If you’re not ready to have that conversation, or you feel it wouldn’t be appropriate, implementing change is something you can take ownership of yourself. Try new ways of managing your time, set yourself goals or do what you can to break up your workday. A little change can have a big effect!
3. Take some time
Stress or pressure can negatively affect your mood inside and outside of the office. It’s very easy to throw yourself into work and forget to take time for yourself. If you find yourself working into the night on a regular basis, try to be disciplined in implementing a ‘cut off time’ where you MUST stop working. Although you may feel you can get more done, if you overwork yourself, your productivity will suffer. In the long run, allowing yourself rest time will actually help you to work more efficiently!
When was the last time you had some time off? In busy jobs, it’s easy to forget about your holiday allowance – but it’s there to be used! Many workers are guilty of only taking off a day or two at a time, and never allowing themselves to recharge. Having some real time away from the work environment will give you some well-deserved rest and the opportunity to reflect. You could return to work with a new spring in your step and a refreshed mindset.
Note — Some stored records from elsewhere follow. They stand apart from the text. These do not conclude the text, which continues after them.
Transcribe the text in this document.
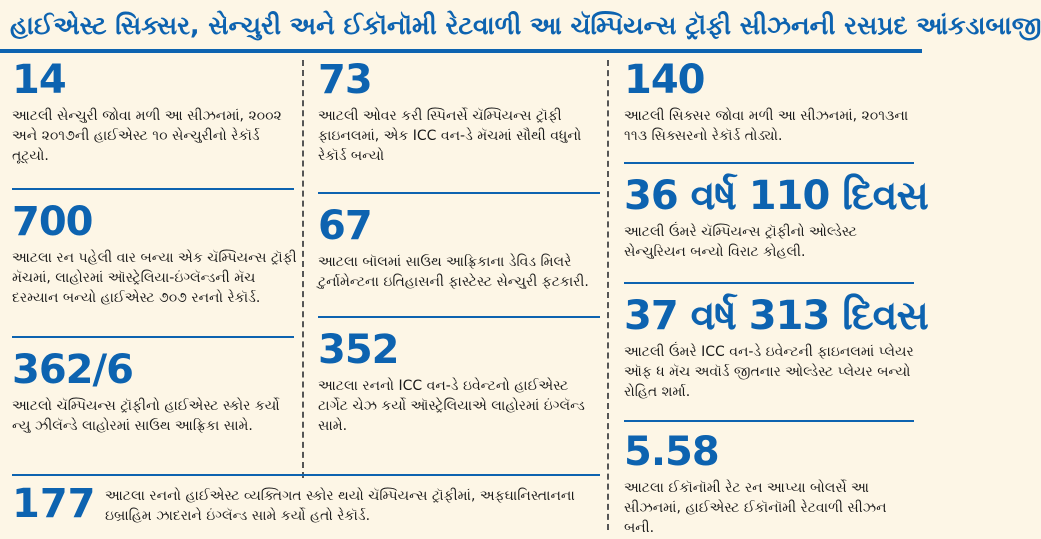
હાઈએસ્ટ સિક્સર, સેન્ચુરી અને ઈકૉનૉમી રેટવાળી આ ચૅમ્પિયન્સ ટ્રૉફી સીઝનની રસપ્રદ આંકડાબાજી
14
આટલી સેન્ચુરી જોવા મળી આ સીઝનમાં, ૨૦૦૨ અને ૨૦૧૭ની હાઈએસ્ટ ૧૦ સેન્ચુરીનો રેકૉર્ડ તૂટ્યો.
700
આટલા રન પહેલી વાર બન્યા એક ચૅમ્પિયન્સ ટ્રૉફી મૅચમાં, લાહોરમાં ઑસ્ટ્રેલિયા-ઇંગ્લૅન્ડની મૅચ દરમ્યાન બન્યો હાઈએસ્ટ ૭૦૭ રનનો રેકૉર્ડ.
362/6
આટલો ચૅમ્પિયન્સ ટ્રૉફીનો હાઈએસ્ટ સ્કોર કર્યો ન્યુ ઝીલૅન્ડે લાહોરમાં સાઉથ આફ્રિકા સામે.
73
આટલી ઓવર કરી સ્પિનર્સે ચૅમ્પિયન્સ ટ્રૉફી ફાઇનલમાં, એક ICC વન-ડે મૅચમાં સૌથી વધુનો રેકૉર્ડ બન્યો
67
આટલા બૉલમાં સાઉથ આફ્રિકાના ડેવિડ મિલરે ટુર્નામેન્ટના ઇતિહાસની ફાસ્ટેસ્ટ સેન્ચુરી ફટકારી.
352
આટલા રનનો ICC વન-ડે ઇવેન્ટનો હાઈએસ્ટ ટાર્ગેટ ચેઝ કર્યો ઑસ્ટ્રેલિયાએ લાહોરમાં ઇંગ્લૅન્ડ સામે.
140
આટલી સિક્સર જોવા મળી આ સીઝનમાં, ૨૦૧૩ના ૧૧૩ સિક્સરનો રેકૉર્ડ તોડ્યો.
36 વર્ષ 110 દિવસ
આટલી ઉંમરે ચૅમ્પિયન્સ ટ્રૉફીનો ઓલ્ડેસ્ટ સેન્ચુરિયન બન્યો વિરાટ કોહલી.
37 વર્ષ 313 દિવસ
આટલી ઉંમરે ICC વન-ડે ઇવેન્ટની ફાઇનલમાં પ્લેયર ઑફ ધ મૅચ અવૉર્ડ જીતનાર ઓલ્ડેસ્ટ પ્લેયર બન્યો રોહિત શર્મા.
5.58
આટલા ઈકૉનૉમી રેટ રન આપ્યા બોલર્સે આ સીઝનમાં, હાઈએસ્ટ ઈકૉનૉમી રેટવાળી સીઝન બની.
177 આટલા રનનો હાઈએસ્ટ વ્યક્તિગત સ્કોર થયો ચૅમ્પિયન્સ ટ્રૉફીમાં, અફઘાનિસ્તાનના ઇબ્રાહિમ ઝાદરાને ઇંગ્લૅન્ડ સામે કર્યો હતો રેકૉર્ડ.
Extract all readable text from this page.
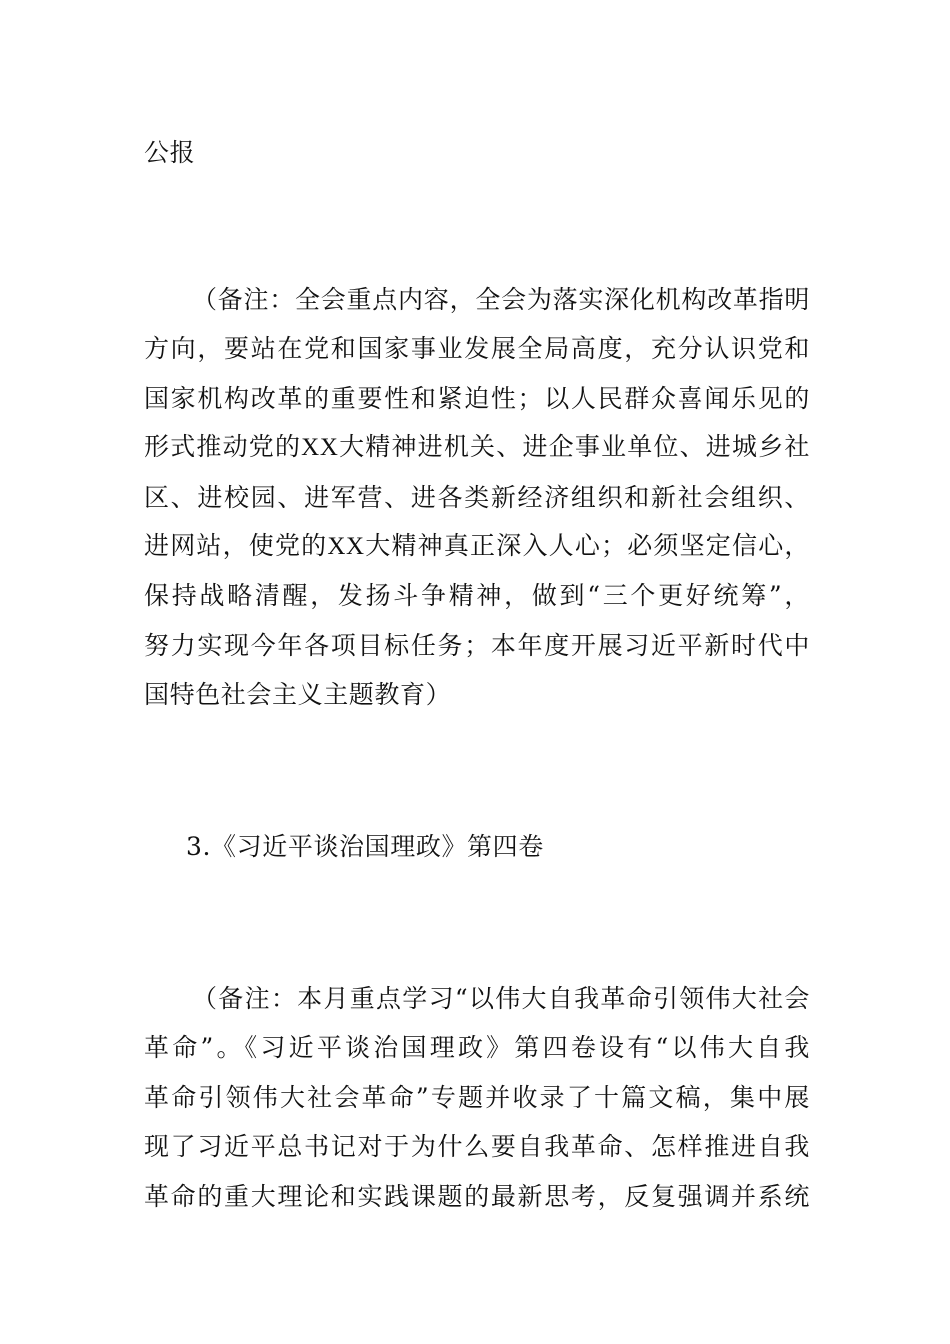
公报
（备注：全会重点内容，全会为落实深化机构改革指明
方向，要站在党和国家事业发展全局高度，充分认识党和
国家机构改革的重要性和紧迫性；以人民群众喜闻乐见的
形式推动党的XX大精神进机关、进企事业单位、进城乡社
区、进校园、进军营、进各类新经济组织和新社会组织、
进网站，使党的XX大精神真正深入人心；必须坚定信心，
保持战略清醒，发扬斗争精神，做到“三个更好统筹”，
努力实现今年各项目标任务；本年度开展习近平新时代中
国特色社会主义主题教育）
3.《习近平谈治国理政》第四卷
（备注：本月重点学习“以伟大自我革命引领伟大社会
革命”。《习近平谈治国理政》第四卷设有“以伟大自我
革命引领伟大社会革命”专题并收录了十篇文稿，集中展
现了习近平总书记对于为什么要自我革命、怎样推进自我
革命的重大理论和实践课题的最新思考，反复强调并系统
4. Invest in your personal life
If you feel out of control at work, one thing you can take control of is your personal life. Being happy outside of work can actually help you to feel happier at work. Exercise and healthy living is one aspect of your home life that can have a positive knock-on effect on your work life. Your confidence, mood and motivation will all benefit from an active and healthy lifestyle.
Have fun! If all you do is work, eat, sleep, repeat, of course you’re going to feel miserable. Although it may not be easy to find the time and energy to socialise, indulge in your hobbies or just do something that makes you feel good. Pushing yourself to do so could have a profound effect on your happiness.
Sometimes, it’s time to move on
If you’ve tried to improve things at work and you can still only think, I hate my job, then it may be time to move on. The same can be said if you have been unhappy at work for some time. You may be tempted to just walk out, but the best option is to try to find a new job before you leave. However, every situation is different – your happiness and health must come first.
If you’ve taken the difficult decision to find a new job, think carefully about what you need to be happy at work before you start applying for new roles. This will help you set out criteria for your next position or company to avoid finding yourself in the same situation. When job searching, stay focused and positive; your dream job could be just around the corner!